Meski ada kisah percintaan, serial ini tak terjebak pada kisah yang dangkal. Yang menarik justru disini banyak digambarkan tentang pola kerja dunia jurnalis yang tak mengenal waktu dalam menjalankan tugas kejurnalistikannya. Itulah sebabnya ia diberi judul "Dunia Tanpa Koma". Sayang, serial ini tak pernah ditayang-ulang seperti layaknya serial-serial lain. Dari wikipedia saya tahu, serial ini hanya satu musim tayang karena buruknya rating.
[begitulah kenyataannya di negeri ini, film bermutu seringkali jeblok di rating .... hhhhh (menghela nafas berat)]
Tapi bukan itu sebenarnya yang ingin saya bagi (hehe ... prolognya panjang buenerrrr)
Keliatan banget si saya sangat suka serial itu.
Ini tentang aktivitasku di sekolah bersama anak-anak. Kebetulan, sejak 2 tahun ini saya (ceritanya) membina buletin
"BASIK" Bacaan Siswa Kreatif dan Kritis, yakni buletin sekolah yang dikelola dan digawangi oleh siswa-siswi MTsN Garut. MTs adalah sekolah/madrasah setingkat SMP di bawah naungan Kementerian Agama. Jadi ia adalah SMP Plus (dengan tambahan 5 pelajaran agama). Disinilah setiap hari saya menjalankan tugas, 'bermain' bersama buku dan anak-anak.

Sejatinya saya bukan seorang jurnalis. Pernah sih di kurun waktu dahulu berkiprah di dunia radio (siaran, reportase, scriptwriter, denger2 lagu, kirim2 salam hehe ...) tapi, itu kan dulllu! Meski demikian, saya selalu suka dengan hal-hal yang 'berbau' jurnalistik. Nah, kembali ke pokok soal, saya dikejar deadline! (waduh gayanya, serasa jadi jurnalis beneran).
Deadline-nya sudah pasti gak sama dengan deadline sebuah harian beroplag besar.
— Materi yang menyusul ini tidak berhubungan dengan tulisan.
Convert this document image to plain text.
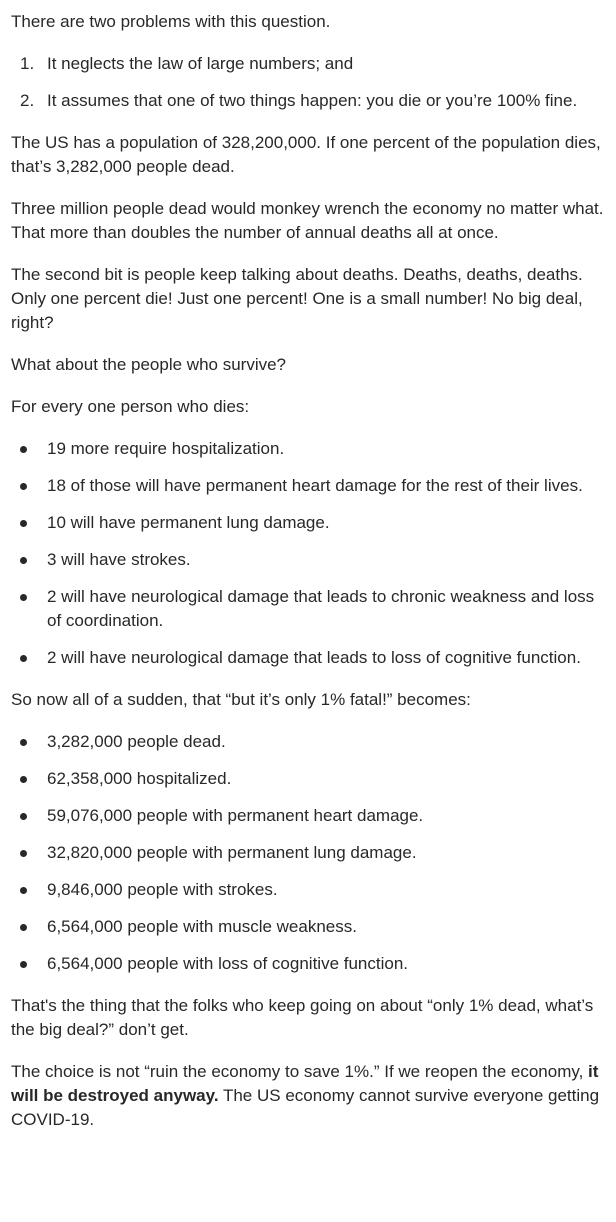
There are two problems with this question.

1. It neglects the law of large numbers; and
2. It assumes that one of two things happen: you die or you’re 100% fine.

The US has a population of 328,200,000. If one percent of the population dies, that’s 3,282,000 people dead.

Three million people dead would monkey wrench the economy no matter what. That more than doubles the number of annual deaths all at once.

The second bit is people keep talking about deaths. Deaths, deaths, deaths. Only one percent die! Just one percent! One is a small number! No big deal, right?

What about the people who survive?

For every one person who dies:

19 more require hospitalization.
18 of those will have permanent heart damage for the rest of their lives.
10 will have permanent lung damage.
3 will have strokes.
2 will have neurological damage that leads to chronic weakness and loss of coordination.
2 will have neurological damage that leads to loss of cognitive function.

So now all of a sudden, that “but it’s only 1% fatal!” becomes:

3,282,000 people dead.
62,358,000 hospitalized.
59,076,000 people with permanent heart damage.
32,820,000 people with permanent lung damage.
9,846,000 people with strokes.
6,564,000 people with muscle weakness.
6,564,000 people with loss of cognitive function.

That's the thing that the folks who keep going on about “only 1% dead, what’s the big deal?” don’t get.

The choice is not “ruin the economy to save 1%.” If we reopen the economy, it will be destroyed anyway. The US economy cannot survive everyone getting COVID-19.
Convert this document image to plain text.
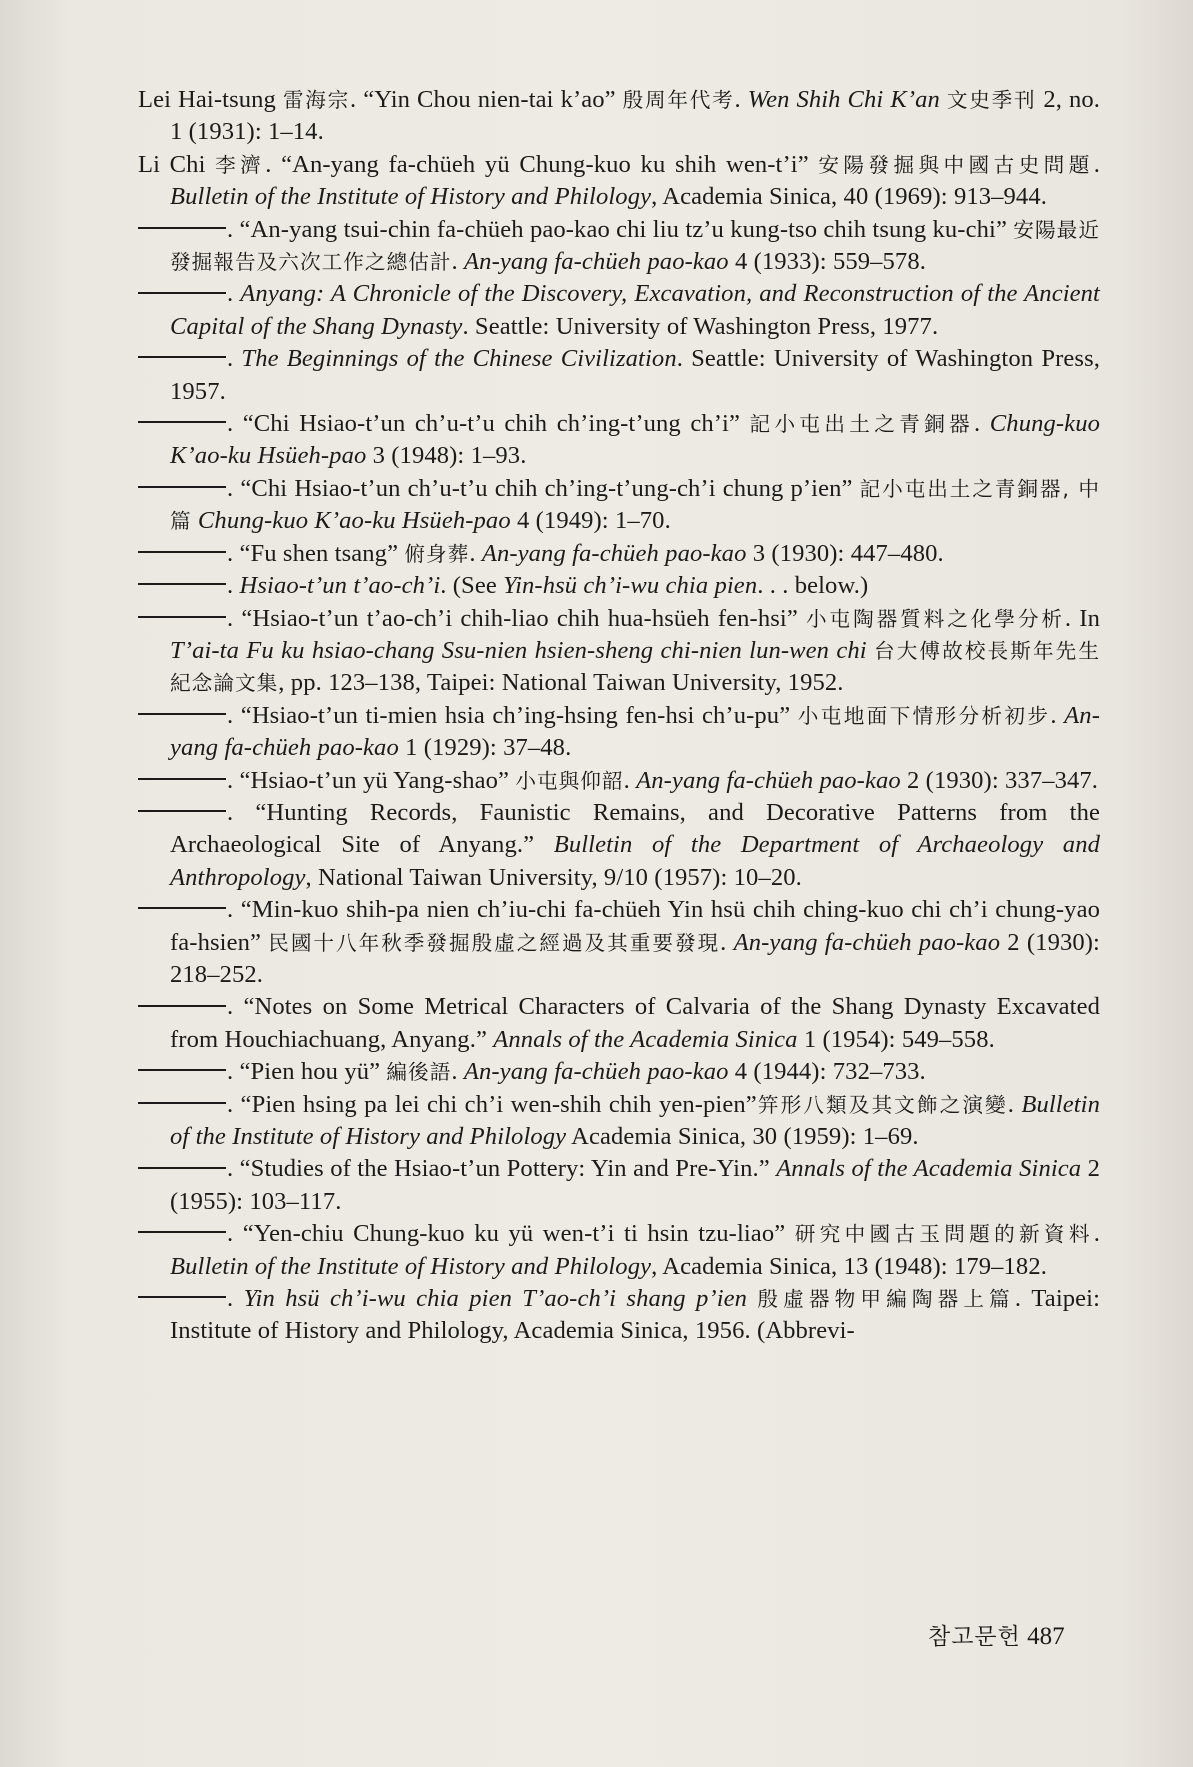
Lei Hai-tsung 雷海宗. “Yin Chou nien-tai k’ao” 殷周年代考. Wen Shih Chi K’an 文史季刊 2, no. 1 (1931): 1–14.

Li Chi 李濟. “An-yang fa-chüeh yü Chung-kuo ku shih wen-t’i” 安陽發掘與中國古史問題. Bulletin of the Institute of History and Philology, Academia Sinica, 40 (1969): 913–944.

. “An-yang tsui-chin fa-chüeh pao-kao chi liu tz’u kung-tso chih tsung ku-chi” 安陽最近發掘報告及六次工作之總估計. An-yang fa-chüeh pao-kao 4 (1933): 559–578.

. Anyang: A Chronicle of the Discovery, Excavation, and Reconstruction of the Ancient Capital of the Shang Dynasty. Seattle: University of Washington Press, 1977.

. The Beginnings of the Chinese Civilization. Seattle: University of Washington Press, 1957.

. “Chi Hsiao-t’un ch’u-t’u chih ch’ing-t’ung ch’i” 記小屯出土之青銅器. Chung-kuo K’ao-ku Hsüeh-pao 3 (1948): 1–93.

. “Chi Hsiao-t’un ch’u-t’u chih ch’ing-t’ung-ch’i chung p’ien” 記小屯出土之青銅器, 中篇 Chung-kuo K’ao-ku Hsüeh-pao 4 (1949): 1–70.

. “Fu shen tsang” 俯身葬. An-yang fa-chüeh pao-kao 3 (1930): 447–480.

. Hsiao-t’un t’ao-ch’i. (See Yin-hsü ch’i-wu chia pien. . . below.)

. “Hsiao-t’un t’ao-ch’i chih-liao chih hua-hsüeh fen-hsi” 小屯陶器質料之化學分析. In T’ai-ta Fu ku hsiao-chang Ssu-nien hsien-sheng chi-nien lun-wen chi 台大傅故校長斯年先生紀念論文集, pp. 123–138, Taipei: National Taiwan University, 1952.

. “Hsiao-t’un ti-mien hsia ch’ing-hsing fen-hsi ch’u-pu” 小屯地面下情形分析初步. An-yang fa-chüeh pao-kao 1 (1929): 37–48.

. “Hsiao-t’un yü Yang-shao” 小屯與仰韶. An-yang fa-chüeh pao-kao 2 (1930): 337–347.

. “Hunting Records, Faunistic Remains, and Decorative Patterns from the Archaeological Site of Anyang.” Bulletin of the Department of Archaeology and Anthropology, National Taiwan University, 9/10 (1957): 10–20.

. “Min-kuo shih-pa nien ch’iu-chi fa-chüeh Yin hsü chih ching-kuo chi ch’i chung-yao fa-hsien” 民國十八年秋季發掘殷虛之經過及其重要發現. An-yang fa-chüeh pao-kao 2 (1930): 218–252.

. “Notes on Some Metrical Characters of Calvaria of the Shang Dynasty Excavated from Houchiachuang, Anyang.” Annals of the Academia Sinica 1 (1954): 549–558.

. “Pien hou yü” 編後語. An-yang fa-chüeh pao-kao 4 (1944): 732–733.

. “Pien hsing pa lei chi ch’i wen-shih chih yen-pien”笄形八類及其文飾之演變. Bulletin of the Institute of History and Philology Academia Sinica, 30 (1959): 1–69.

. “Studies of the Hsiao-t’un Pottery: Yin and Pre-Yin.” Annals of the Academia Sinica 2 (1955): 103–117.

. “Yen-chiu Chung-kuo ku yü wen-t’i ti hsin tzu-liao” 研究中國古玉問題的新資料. Bulletin of the Institute of History and Philology, Academia Sinica, 13 (1948): 179–182.

. Yin hsü ch’i-wu chia pien T’ao-ch’i shang p’ien 殷虛器物甲編陶器上篇. Taipei: Institute of History and Philology, Academia Sinica, 1956. (Abbrevi-

참고문헌 487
Ini deadline-deadline-an. Ini adalah sebuah pembelajaran. Bagiku dan bagi anak-anakku. Mengajak anak-anakku, the "B" Team, untuk disiplin dengan rencana yang telah mereka design sendiri. Disiplin sejak mereka mulai menentukan topik, narasumber dan segala macamnya di Rapat Redaksi. Belajar mengasah naluri sens of news (
istilah ngarang) di setiap saat.
Maka karena masih dalam tahap 'belajar',
learning by doing, saya sebut aja Dunia Dengan Koma. Saat kami melalui tahap pengetikan naskah, dilakukan di sela-sela jam istirahat. Bila usai sekolah harus dilanjutkan, tak pernah hingga sore atau maghrib. Maklumlah, anak-anakku masih pula harus ikut bimbingan belajar di lembaga kursus. Belum lagi bila saat ujian atau tugas tengah menumpuk. Jadi, bisa kebayang kan? Naskah-naskah (wawancara, liputan acara, artikel, cerpen, puisi, foto kegiatan, dll) itu terpaksa harus menunggu. Dunia Dengan Koma, banyak jedanya!
Senang, melihat antusiasme mereka dalam memilih narasumber, menentukan topik, dan berbagi tugas.
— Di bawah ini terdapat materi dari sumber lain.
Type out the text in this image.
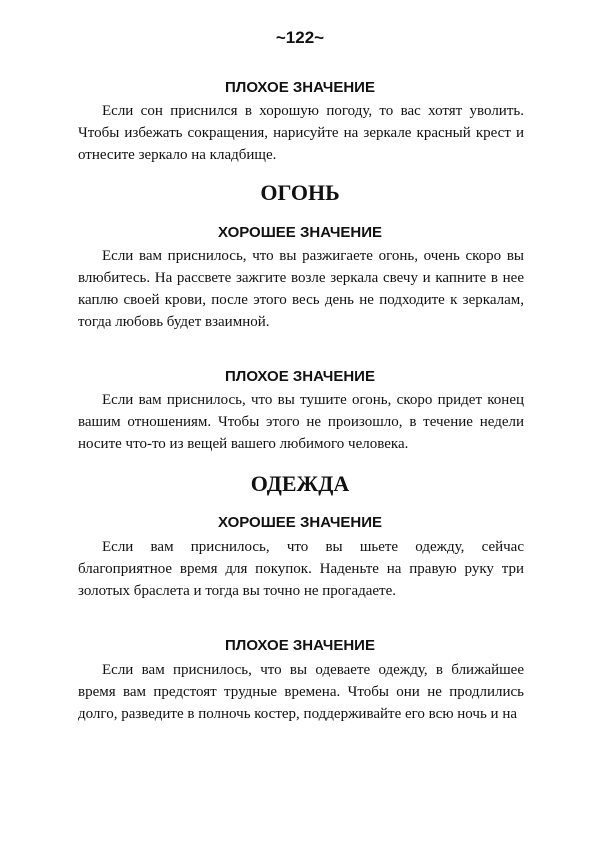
~122~
ПЛОХОЕ ЗНАЧЕНИЕ

Если сон приснился в хорошую погоду, то вас хотят уволить. Чтобы избежать сокращения, нарисуйте на зеркале красный крест и отнесите зеркало на кладбище.

ОГОНЬ
ХОРОШЕЕ ЗНАЧЕНИЕ

Если вам приснилось, что вы разжигаете огонь, очень скоро вы влюбитесь. На рассвете зажгите возле зеркала свечу и капните в нее каплю своей крови, после этого весь день не подходите к зеркалам, тогда любовь будет взаимной.

ПЛОХОЕ ЗНАЧЕНИЕ

Если вам приснилось, что вы тушите огонь, скоро придет конец вашим отношениям. Чтобы этого не произошло, в течение недели носите что-то из вещей вашего любимого человека.

ОДЕЖДА
ХОРОШЕЕ ЗНАЧЕНИЕ

Если вам приснилось, что вы шьете одежду, сейчас благоприятное время для покупок. Наденьте на правую руку три золотых браслета и тогда вы точно не прогадаете.

ПЛОХОЕ ЗНАЧЕНИЕ

Если вам приснилось, что вы одеваете одежду, в ближайшее время вам предстоят трудные времена. Чтобы они не продлились долго, разведите в полночь костер, поддерживайте его всю ночь и на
Harus sabar, menerima keluh kesahnya saat mengejar narasumber, saat berbeda pendapat dengan kawan, saat ia merasa sibuk sendiri sedang yang lain 'nyantai', saat distribusi mandek, saat sulit mengumpulkan naskah dari pembaca. Setiap saat.
Perlu teliti, memeriksa dan mengoreksi hasil tulisan mereka (maklum, anak-anakku sedang masa ABG, ejaannya banyak yang 'aduuuuh' gak ngerti), berdiskusi dan menyepakati kapan dan di rubrik apa bahasa gaul bisa ditulis. Ya, hal-hal yang (nampak) remeh-temeh itulah yang kini kugeluti.
Anak-anakku, mari terus berproses ...
Kelak, jadi apapun kalian, negeri ini ladang amalmu. Menjadilah kalian yang terbaik ...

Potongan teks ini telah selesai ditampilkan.